Jeff Lieberman, managing director of Insight Partners, has experienced a few downcycles in his near-25-year career with the growth and venture capital investor, which in February closed its 12th flagship fund on $17.23 billion. Private Equity International speaks with Lieberman about tech investing in a downturn and how the age of rapid growth funded by cheap capital is over.
Growth at any cost is out
In an environment of higher interest rates, companies that demonstrate steady growth and profitability are better bets for a group such as Insight, as opposed to those that grow rapidly but unprofitably.
“In a theoretical example, if you had free money, you would do lots of stuff that you wouldn’t do otherwise,” says Lieberman. “Your objective function was growing as fast as you could. Now your objective function is to grow efficiently, which means balancing the top line with the bottom line.”
Can you get funding? If not, think twice
A rise in the cost of capital has put tech businesses at a crossroads. The most resilient companies should strive to become “fully funded forever”, where raising capital is an option and not a response to a shortfall. Failing that, companies should try to ensure that unit economics are as attractive as possible to potential investors. “If [neither of these are possible], then I think you have to look honestly at the business and say: ‘If we’re not there today, can we get there?’”

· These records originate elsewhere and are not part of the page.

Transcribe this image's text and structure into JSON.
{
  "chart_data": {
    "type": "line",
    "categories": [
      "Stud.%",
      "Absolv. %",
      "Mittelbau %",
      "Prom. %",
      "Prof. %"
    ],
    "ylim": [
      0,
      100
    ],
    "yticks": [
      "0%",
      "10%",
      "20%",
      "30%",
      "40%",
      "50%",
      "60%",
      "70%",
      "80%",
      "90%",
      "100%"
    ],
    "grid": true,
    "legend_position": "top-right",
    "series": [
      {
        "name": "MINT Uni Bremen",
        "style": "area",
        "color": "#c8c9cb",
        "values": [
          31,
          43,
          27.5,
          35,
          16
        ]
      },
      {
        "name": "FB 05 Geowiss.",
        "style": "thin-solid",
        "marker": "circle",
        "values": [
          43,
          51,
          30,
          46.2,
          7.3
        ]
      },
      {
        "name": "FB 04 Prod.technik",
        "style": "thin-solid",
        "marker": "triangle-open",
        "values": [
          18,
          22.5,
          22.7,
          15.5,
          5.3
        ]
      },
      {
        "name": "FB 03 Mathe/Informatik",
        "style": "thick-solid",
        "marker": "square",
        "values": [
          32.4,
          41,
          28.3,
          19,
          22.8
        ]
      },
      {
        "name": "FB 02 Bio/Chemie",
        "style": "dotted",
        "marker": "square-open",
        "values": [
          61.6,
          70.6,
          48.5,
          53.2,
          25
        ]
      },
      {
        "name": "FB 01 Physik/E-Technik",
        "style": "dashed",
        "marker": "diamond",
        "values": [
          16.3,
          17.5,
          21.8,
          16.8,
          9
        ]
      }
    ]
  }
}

Hard lessons go down easier than in previous cycles
It can be painful or even traumatic for founders and employees when the value of their business is slashed by the market. It is also difficult for GPs to explain that the way they think about the business needs to change in line with evolving market conditions. In Lieberman’s view, the message is sinking in more quickly during this downturn due to the proliferation of information via podcasts and social media.

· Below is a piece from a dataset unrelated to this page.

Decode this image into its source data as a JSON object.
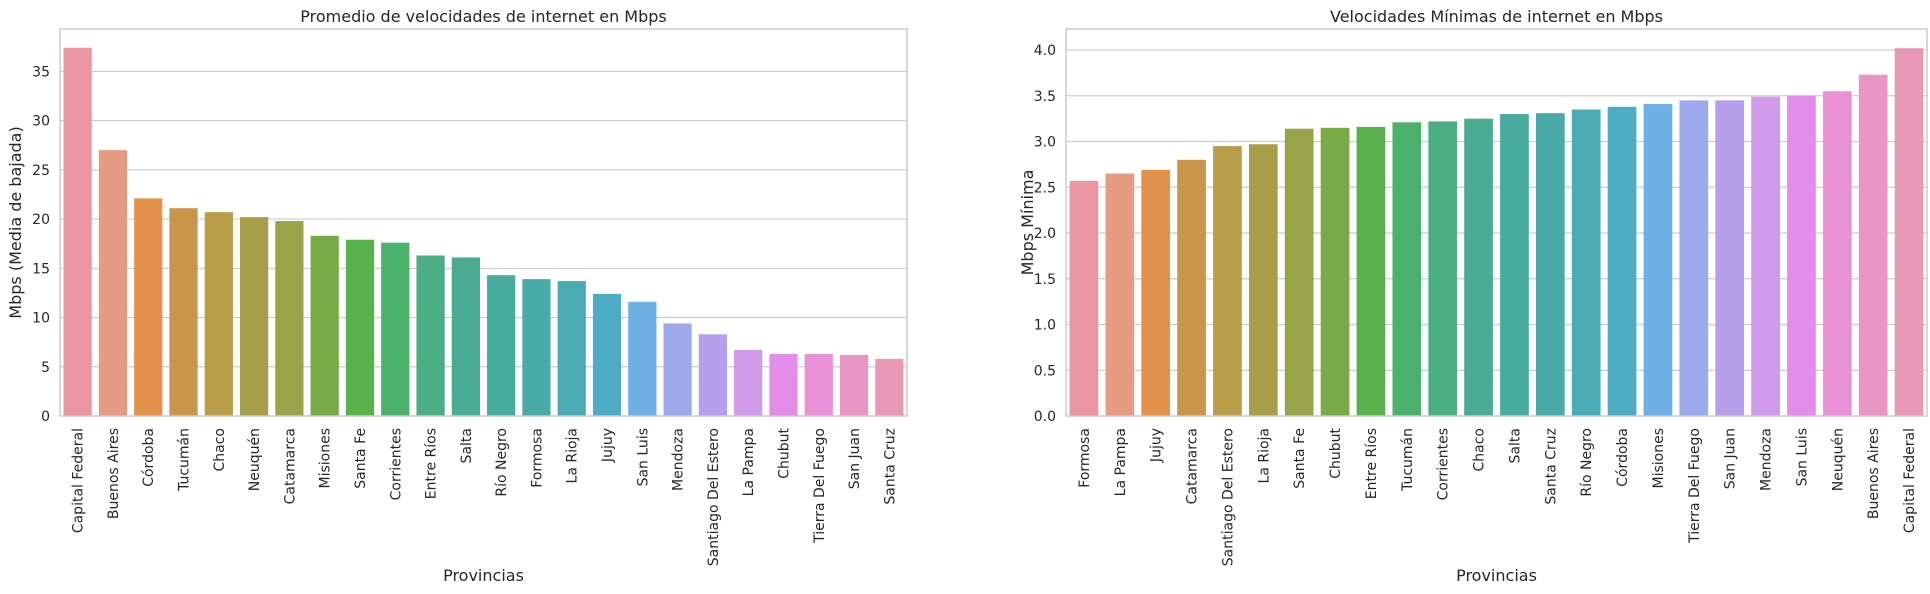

“Now, typically we’ll have that [difficult] conversation and they’re like, ‘Well, I already heard that’.”
What are businesses likely to cut back on?
Corporate budgets are being trimmed. The job for tech managers is to guess what will avoid the chop and invest accordingly, Lieberman says. Sectors likely to remain a priority are things like cybersecurity, with cybercrime posing a major, ever-evolving threat to businesses. Anything that reaps immediate rewards will also be prioritised.

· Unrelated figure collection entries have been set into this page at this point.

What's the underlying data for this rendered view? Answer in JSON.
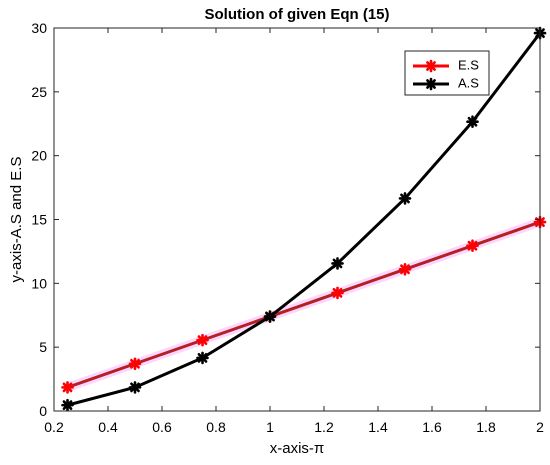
{
  "chart_data": {
    "type": "line",
    "title": "Solution of given Eqn (15)",
    "xlabel": "x-axis-π",
    "ylabel": "y-axis-A.S and E.S",
    "xlim": [
      0.2,
      2
    ],
    "ylim": [
      0,
      30
    ],
    "xticks": [
      0.2,
      0.4,
      0.6,
      0.8,
      1,
      1.2,
      1.4,
      1.6,
      1.8,
      2
    ],
    "xtick_labels": [
      "0.2",
      "0.4",
      "0.6",
      "0.8",
      "1",
      "1.2",
      "1.4",
      "1.6",
      "1.8",
      "2"
    ],
    "yticks": [
      0,
      5,
      10,
      15,
      20,
      25,
      30
    ],
    "ytick_labels": [
      "0",
      "5",
      "10",
      "15",
      "20",
      "25",
      "30"
    ],
    "grid": false,
    "legend_position": "top-right",
    "x": [
      0.25,
      0.5,
      0.75,
      1.0,
      1.25,
      1.5,
      1.75,
      2.0
    ],
    "series": [
      {
        "name": "E.S",
        "color": "#ff0000",
        "line_color": "#b22222",
        "marker": "asterisk",
        "values": [
          1.85,
          3.7,
          5.55,
          7.4,
          9.25,
          11.1,
          12.95,
          14.8
        ]
      },
      {
        "name": "A.S",
        "color": "#000000",
        "line_color": "#000000",
        "marker": "asterisk",
        "values": [
          0.46,
          1.85,
          4.16,
          7.4,
          11.56,
          16.65,
          22.66,
          29.6
        ]
      }
    ]
  }
}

“If you have a very long payback period, that [investment] is something that’s probably going to be deferred for a couple of quarters,” Lieberman says.
IR lessons for emerging managers
Last summer, Insight finished deploying its first Vision Capital fund – a $15 million vehicle raised by Insight’s senior partners that invests in emerging VC firms managed by people from underrepresented groups. By the firm’s reckoning, GP leadership in the portfolio is 83 percent Black or Hispanic, versus less than 1 percent for the VC industry at large. In addition to offering these leaders a network and advice on how to allocate capital, lessons on investor relations are paramount.
“How do you communicate with people like us? How do you manage your professional investors in times like this? Our advice is to overcommunicate both the good and the bad. Surprises are bad; transparency is good,” Lieberman says
Now is the time for LPs to invest
LPs reeling from write-downs might recoil next time a technology manager comes around asking for a big cheque. It is worth remembering that lower valuations mean more palatable entry prices for the best businesses. And this in a relatively immature sector that, particularly when it comes to software investments, offers investors inflation protection via fixed multi-year contracts.
“[Despite the stock market,] the performance of companies is actually quite strong across the board, which I think speaks to the notion that secularly, there’s still long-term trends and tailwinds for the adoption of soft technology, software and similar technologies.”
Lieberman adds, “We’re way too immature and… not penetrated enough as an industry to have to worry about the cyclicality of what other people look at in other parts of the economy.”